Die Bundesregierung redet und der türkische Präsident redet. Der entscheidende Unterschied ist: Erdogan handelt auch, er lässt Unschuldige einsperren und verstößt massiv gegen die Menschenrechte. Die Bundesregierung redet nur, traut sich aber nicht zu handeln. Was hat sie vor kurzem noch getönt: Das Maß sei jetzt endlich voll, die Bundesregierung habe ihre Türkeipolitik grundlegend geändert. Die Hermes-Bürgschaften würden überdacht, die EU-Vortrittsbeihilfen stünden auf dem Prüfstand und die Erweiterung der Zollunion könne die Türkei ohnehin vergessen.

Doch inzwischen knickt man ein - nicht in Ankara, sondern in Berlin: Das Kanzleramt und SPD-Wirtschaftsministerin Brigitte Zypries haben laut Süddeutscher Zeitung eine deutliche Begrenzung der Hermes-Bürgschaften abgelehnt, die vollständige Abschaffung stand anscheinend nie zur Debatte. Noch vor ein paar Wochen hat die Regierung den gegenteiligen Eindruck erweckt. Auch die Streichung der EU-Vortrittsbeihilfen für die Türkei falle schwer, das würde nämlich bloß eine Minderheit der EU-Partner mittragen. Mal gespannt, wie es bei der Erweiterung der Zollunion aussieht. Das Abkommen mit der Türkei aufzukündigen, erwägt offenbar niemand, obwohl genau das Erdogan ziemlich hart treffen würde. Eine Reisewarnung für deutsche Touristen? Stimmt, da war mal was, aber da hat sich Außenminister Sigmar Gabriel nur privat geäußert. I'm so sorry.

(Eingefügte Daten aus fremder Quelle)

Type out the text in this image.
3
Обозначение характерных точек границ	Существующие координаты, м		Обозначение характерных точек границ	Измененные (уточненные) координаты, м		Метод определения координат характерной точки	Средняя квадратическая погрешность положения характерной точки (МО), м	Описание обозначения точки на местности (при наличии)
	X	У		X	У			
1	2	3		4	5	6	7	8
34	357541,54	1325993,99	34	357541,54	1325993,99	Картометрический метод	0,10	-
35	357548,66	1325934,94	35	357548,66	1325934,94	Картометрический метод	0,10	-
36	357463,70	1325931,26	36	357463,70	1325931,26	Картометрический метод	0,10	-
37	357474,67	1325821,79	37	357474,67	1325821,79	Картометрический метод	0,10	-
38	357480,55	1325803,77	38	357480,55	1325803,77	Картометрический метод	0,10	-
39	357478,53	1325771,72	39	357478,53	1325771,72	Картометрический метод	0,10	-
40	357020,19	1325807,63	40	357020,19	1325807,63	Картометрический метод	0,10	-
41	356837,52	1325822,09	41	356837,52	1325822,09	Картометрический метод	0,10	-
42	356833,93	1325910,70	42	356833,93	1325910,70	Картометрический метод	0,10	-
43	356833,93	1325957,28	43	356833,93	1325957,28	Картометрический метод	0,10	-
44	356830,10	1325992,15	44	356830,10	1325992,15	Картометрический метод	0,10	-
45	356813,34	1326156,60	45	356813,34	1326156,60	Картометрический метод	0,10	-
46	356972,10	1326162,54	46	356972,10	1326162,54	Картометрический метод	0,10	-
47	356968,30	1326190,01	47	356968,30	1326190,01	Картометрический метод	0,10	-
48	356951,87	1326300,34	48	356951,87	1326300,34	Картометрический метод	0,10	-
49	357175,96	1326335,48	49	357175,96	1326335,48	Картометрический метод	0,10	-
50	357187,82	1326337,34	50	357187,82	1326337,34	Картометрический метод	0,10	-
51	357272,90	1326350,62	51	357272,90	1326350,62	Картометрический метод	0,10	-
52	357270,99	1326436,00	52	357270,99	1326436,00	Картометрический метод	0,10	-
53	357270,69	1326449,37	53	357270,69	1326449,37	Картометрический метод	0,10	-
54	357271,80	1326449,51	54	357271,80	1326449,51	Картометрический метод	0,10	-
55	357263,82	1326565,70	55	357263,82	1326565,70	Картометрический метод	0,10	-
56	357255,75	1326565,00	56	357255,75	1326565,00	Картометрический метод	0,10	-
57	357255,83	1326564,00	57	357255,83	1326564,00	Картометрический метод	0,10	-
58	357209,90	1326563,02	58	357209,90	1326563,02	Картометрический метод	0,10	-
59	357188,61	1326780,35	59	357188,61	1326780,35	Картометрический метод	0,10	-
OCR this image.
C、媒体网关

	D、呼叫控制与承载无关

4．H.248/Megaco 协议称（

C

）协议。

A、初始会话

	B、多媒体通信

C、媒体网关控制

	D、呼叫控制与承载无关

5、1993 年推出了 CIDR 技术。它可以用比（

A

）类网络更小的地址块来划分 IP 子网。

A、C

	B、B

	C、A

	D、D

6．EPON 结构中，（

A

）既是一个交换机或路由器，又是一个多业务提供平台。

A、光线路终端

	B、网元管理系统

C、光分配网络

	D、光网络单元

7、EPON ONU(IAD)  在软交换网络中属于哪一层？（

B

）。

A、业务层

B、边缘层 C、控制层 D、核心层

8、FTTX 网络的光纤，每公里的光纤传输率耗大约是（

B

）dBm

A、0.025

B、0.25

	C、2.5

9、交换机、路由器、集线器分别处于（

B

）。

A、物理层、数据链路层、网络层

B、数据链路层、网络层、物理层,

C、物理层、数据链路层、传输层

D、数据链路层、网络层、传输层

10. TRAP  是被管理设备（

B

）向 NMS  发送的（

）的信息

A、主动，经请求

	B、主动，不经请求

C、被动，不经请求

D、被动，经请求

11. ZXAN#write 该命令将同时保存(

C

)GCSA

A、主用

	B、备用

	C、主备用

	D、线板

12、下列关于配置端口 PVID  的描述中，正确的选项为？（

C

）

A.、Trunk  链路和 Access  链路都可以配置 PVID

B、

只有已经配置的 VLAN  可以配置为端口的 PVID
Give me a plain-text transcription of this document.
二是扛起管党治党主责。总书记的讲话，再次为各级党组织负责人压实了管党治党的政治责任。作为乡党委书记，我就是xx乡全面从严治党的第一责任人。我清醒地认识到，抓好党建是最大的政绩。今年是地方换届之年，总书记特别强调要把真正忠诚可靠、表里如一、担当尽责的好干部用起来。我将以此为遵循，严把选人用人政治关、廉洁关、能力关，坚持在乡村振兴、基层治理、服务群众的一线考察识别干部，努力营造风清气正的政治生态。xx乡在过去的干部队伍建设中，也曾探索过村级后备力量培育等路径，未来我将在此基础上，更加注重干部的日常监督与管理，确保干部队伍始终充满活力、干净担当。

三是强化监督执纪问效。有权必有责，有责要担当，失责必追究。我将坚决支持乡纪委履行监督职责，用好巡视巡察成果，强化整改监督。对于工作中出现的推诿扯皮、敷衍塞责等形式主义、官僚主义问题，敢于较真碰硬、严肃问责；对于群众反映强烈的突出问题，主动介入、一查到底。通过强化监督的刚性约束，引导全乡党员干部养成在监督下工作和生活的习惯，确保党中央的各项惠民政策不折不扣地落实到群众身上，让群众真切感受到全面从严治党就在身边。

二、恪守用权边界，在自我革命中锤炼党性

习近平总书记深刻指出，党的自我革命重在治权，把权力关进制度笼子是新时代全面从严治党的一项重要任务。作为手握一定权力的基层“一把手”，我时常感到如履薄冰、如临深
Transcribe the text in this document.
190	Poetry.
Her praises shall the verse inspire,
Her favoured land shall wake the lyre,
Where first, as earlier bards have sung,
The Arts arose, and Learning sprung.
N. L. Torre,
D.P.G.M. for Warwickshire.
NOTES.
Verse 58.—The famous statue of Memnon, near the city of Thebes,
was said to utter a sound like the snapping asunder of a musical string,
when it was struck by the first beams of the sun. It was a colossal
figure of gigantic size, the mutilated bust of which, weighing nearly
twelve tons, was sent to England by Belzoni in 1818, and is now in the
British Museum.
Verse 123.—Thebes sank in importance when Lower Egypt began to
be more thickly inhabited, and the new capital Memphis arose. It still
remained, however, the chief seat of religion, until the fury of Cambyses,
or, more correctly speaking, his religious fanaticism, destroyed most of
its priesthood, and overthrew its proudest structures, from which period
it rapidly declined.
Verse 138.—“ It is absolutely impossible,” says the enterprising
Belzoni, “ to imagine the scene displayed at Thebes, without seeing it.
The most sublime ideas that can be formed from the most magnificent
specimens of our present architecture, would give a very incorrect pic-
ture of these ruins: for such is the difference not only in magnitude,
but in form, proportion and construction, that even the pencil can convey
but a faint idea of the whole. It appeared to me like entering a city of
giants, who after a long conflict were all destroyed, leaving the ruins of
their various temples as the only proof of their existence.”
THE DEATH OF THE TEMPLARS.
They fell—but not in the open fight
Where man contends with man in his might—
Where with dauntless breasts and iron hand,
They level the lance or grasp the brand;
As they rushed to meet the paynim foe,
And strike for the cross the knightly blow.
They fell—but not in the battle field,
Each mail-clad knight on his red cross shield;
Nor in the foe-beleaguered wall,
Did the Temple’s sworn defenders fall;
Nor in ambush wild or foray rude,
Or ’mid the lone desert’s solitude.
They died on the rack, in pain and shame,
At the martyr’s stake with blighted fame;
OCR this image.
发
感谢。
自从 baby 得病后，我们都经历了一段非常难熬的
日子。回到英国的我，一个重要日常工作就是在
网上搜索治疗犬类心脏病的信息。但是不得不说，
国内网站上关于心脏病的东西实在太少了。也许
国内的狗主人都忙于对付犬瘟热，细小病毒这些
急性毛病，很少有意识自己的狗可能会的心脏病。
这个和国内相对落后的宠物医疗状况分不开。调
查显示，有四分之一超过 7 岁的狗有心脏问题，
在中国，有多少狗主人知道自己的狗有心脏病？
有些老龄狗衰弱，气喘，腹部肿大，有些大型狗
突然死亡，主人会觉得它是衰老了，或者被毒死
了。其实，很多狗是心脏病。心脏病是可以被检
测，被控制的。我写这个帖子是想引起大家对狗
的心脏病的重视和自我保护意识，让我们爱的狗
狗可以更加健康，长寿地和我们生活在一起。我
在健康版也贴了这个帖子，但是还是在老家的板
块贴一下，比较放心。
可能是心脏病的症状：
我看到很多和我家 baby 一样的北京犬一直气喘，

Kein Wunder, dass Erdogan nicht nur redet, sondern weiterhin diktatorisch handelt. Er weiß: Die in Berlin reden nur. Und reden, und reden, und reden… Gelegentlich drohen sie auch: Du böser Erdogan! Du ganz böser Erdogan! Du ganz furchtbar böser Erdogan! Wow, sehr beeindruckend. Angesichts dessen braucht sich wirklich keiner darüber zu wundern, wenn Autokraten (nicht bloß Erdogan) immer dreister werden.